Ethnic and community-based health organizations (ECBHOs) in Myanmar evolved to deliver health services to vulnerable populations caught up in protracted civil conflict. In this unstable context, they needed to be agile, resourceful and highly mobile: reacting quickly to fluid and unpredictable conditions on the ground with scare resources and limited outside contact or support.
As levels of conflict have declined in Southeast Myanmar, ECBHOs have used the opportunity to seek to strengthen and scale up their services to deliver better care to a greater number of people in the communities that they serve.
For ECBHOs to persuasively make the case for increased funding to support this more comprehensive care model (whether that funding comes from donors, ethnic armed organizations (EAOs), or the national government), it is crucial that they provide clear evidence of needs and results. This means giving more detailed and verified information about the populations served and the services delivered.

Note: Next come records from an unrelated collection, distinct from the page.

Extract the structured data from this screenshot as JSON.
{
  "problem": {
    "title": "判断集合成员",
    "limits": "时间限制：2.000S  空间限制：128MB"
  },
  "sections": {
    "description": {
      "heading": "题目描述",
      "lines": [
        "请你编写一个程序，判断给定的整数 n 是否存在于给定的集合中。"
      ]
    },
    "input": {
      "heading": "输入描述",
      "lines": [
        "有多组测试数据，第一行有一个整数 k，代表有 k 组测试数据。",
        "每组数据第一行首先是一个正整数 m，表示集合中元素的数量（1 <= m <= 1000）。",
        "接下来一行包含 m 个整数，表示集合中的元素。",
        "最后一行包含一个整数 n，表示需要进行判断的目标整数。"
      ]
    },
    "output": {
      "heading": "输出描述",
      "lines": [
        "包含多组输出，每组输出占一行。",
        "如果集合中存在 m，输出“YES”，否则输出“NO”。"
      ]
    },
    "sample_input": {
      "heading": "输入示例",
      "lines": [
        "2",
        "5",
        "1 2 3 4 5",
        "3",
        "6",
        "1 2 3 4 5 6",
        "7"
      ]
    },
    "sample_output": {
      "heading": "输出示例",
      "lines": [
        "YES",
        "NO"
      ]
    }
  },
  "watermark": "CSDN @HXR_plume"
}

Standardizing the process of service delivery is, therefore, a central component of CPI’s Strategic Purchasing Project in partnership with the Karen Ethnic Health Organizations Consortium (KEHOC). This standardization is essential for making services “visible”. In practice, it means establishing standard operating procedures so that services are delivered in the same way across the health service network: a standard clinic infrastructure and staff, a more detailed understanding of the population served, and accurate and timely data on services provided.
These elements enable a health service purchaser to verify that the services paid for are happening (and standardization can also improve the quality of care). Standardization also helps ECBHOs to more effectively operate and manage large-scale health service delivery, and strengthens the ability of management to plan and negotiate.
Through the Strategic Purchasing Project, CPI and KEHOC have worked together to test, model and improve a funding mechanism and standardization process. The approaches developed should strengthen and sustain ECBHOs’ critical role in health service provision within their communities. This process of standardization has been summarized in CPI’s latest learning brief, “Seeing Like a Purchaser.”